If her masturbation instruction app Happy Playtime [mildly NSFW] is any indication, designer Tina Gong is trying to capture the same cutesy spirit. Taking a cue from the Jackrabbit and Snow Leopard manufacturers, Gong has created a program that is designed to make the concept of self-stimulation as cuddly, and non-threatening as humanly possible. In the app, a cherubic cartoon vulva named “Happy” shows users how to properly bring themselves to orgasm. A screenshot for the app shows Happy pointing out where the clitoris is, using bright pink arrows to indicate that users should stroke in a clockwise motion (as opposed to counterclockwise, or diagonally, or in any other cardinal direction).
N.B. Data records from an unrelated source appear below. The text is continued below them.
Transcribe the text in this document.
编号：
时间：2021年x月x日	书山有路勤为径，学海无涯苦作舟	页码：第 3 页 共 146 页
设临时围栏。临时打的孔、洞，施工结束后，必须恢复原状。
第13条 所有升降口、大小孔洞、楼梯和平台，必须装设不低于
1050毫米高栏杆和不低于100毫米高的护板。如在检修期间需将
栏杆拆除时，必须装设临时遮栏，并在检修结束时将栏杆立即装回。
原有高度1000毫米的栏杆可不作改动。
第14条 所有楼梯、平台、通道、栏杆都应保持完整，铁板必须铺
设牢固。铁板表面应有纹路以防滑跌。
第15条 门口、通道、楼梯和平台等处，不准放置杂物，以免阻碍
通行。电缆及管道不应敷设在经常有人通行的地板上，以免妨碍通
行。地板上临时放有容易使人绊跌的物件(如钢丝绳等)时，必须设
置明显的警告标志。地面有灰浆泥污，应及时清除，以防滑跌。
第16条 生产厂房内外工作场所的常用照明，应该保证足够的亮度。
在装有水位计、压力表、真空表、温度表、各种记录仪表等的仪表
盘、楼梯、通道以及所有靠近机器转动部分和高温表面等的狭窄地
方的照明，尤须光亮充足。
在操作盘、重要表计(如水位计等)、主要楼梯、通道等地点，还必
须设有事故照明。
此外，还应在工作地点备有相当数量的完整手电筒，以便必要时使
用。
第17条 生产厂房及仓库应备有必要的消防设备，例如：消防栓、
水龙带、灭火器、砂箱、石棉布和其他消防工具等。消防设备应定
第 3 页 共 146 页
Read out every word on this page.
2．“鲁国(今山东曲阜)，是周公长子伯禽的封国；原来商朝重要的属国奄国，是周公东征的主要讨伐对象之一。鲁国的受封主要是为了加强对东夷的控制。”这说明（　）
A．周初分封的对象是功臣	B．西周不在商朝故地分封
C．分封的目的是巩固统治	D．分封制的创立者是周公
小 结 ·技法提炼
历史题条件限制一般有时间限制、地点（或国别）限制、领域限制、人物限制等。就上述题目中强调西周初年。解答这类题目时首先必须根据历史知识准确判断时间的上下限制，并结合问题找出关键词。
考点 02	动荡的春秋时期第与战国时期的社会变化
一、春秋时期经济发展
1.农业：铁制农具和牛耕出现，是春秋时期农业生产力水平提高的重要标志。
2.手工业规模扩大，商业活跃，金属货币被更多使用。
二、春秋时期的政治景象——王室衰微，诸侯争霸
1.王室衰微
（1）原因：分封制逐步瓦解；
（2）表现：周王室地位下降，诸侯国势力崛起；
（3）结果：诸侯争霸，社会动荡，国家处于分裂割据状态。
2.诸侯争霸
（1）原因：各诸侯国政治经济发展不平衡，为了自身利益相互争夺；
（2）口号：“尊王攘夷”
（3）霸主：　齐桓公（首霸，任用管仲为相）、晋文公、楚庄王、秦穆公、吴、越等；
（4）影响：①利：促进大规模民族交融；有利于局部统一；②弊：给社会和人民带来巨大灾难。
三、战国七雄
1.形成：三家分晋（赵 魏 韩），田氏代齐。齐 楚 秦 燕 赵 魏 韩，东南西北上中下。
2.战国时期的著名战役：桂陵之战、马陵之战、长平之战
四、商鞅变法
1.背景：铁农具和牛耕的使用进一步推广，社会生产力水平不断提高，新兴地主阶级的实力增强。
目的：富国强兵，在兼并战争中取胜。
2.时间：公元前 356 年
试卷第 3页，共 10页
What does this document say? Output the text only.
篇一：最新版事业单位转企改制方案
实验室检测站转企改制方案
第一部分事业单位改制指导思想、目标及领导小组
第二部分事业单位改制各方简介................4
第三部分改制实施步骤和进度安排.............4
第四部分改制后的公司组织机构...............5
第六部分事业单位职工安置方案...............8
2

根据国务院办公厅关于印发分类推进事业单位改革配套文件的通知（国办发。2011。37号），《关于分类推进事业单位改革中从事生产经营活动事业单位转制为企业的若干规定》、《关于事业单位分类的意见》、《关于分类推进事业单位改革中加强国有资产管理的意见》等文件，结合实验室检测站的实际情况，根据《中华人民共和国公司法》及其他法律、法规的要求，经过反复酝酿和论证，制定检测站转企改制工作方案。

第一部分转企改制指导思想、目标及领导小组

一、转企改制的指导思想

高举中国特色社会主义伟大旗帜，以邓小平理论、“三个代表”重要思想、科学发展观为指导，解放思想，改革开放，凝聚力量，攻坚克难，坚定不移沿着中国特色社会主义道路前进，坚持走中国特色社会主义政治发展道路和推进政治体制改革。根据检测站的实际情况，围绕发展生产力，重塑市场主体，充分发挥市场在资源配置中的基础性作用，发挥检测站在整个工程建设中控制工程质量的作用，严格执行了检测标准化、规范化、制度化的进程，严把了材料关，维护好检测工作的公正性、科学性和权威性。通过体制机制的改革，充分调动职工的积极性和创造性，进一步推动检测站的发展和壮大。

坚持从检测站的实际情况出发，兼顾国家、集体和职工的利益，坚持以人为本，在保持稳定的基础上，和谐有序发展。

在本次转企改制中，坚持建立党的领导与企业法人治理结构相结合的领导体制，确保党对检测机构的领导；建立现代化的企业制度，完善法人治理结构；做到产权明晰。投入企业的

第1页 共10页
If one were pressed to describe the app in one word, the word would definitely be “quirky.” Which is not to say that Gong’s intentions for the app aren’t admirable. In the site’s mission statement, Gong says the app is intended to eliminate cultural stigma “by talking openly and lightheartedly about female masturbation.” According to an infographic on the app’s website, this stigma is still widely prevalent: 46.6 percent of women say they masturbate less than once a month.
While it’s certainly plausible that a few users could stumble across Gong’s app and be inspired to engage in a little self-love, I’m inclined to say that most won’t be. For one thing, the cherubic mascot and peaches-and-cream color scheme make the app seem more like it’s targeting giggly adolescents than trying to educate mature adult women. Although the design is intended to be tongue-in-cheek, it comes off as condescending to its users, most of whom, even if they’re novices in the art of masturbation, probably know enough about their own equipment so as not to require an instruction manual. To paraphrase Miranda Hobbes from Sex and the City, it’s a clitoris, not a disassembled sofa from IKEA.
What’s most upsetting about the app, however, is not its weirdly condescending tone nor the creepiness of its mascot, which, with its little clitoral nub head, chubby bow legs, and vulvar opening, looks less like an adorable cartoon vagina than a fetus who’s been given a Caesarean in utero. It’s that it’s predicated on the notion that women will only be interested in self-gratification if it’s presented in a cute and cuddly and quirky light, rather than as a healthy part of everyday life. For years, marketers have operated under the assumption that women don’t particularly like sex, unless it’s sold to us through a specifically female lens (hence, the proliferation of pink, sparkly sex toys, or the hype over Oprah-endorsed “mommy porn”); it needs to look cute and fun and safe and unthreatening and maybe not even particularly sexual.
Of course, for men and women alike, sex is not quirky and unthreatening; it’s messy and unwieldy and mysterious and exciting and weird and revelatory and really, really fun. It’s not the sleek and pretty Pearl Panther; it’s the 1950s drag racing car, with barbed wire and flames on the side. It would have been great if Gong had kept that in mind when designing her female masturbation instruction app, but it would have been even greater if we, as a culture, had no need for a female masturbation instruction app at all.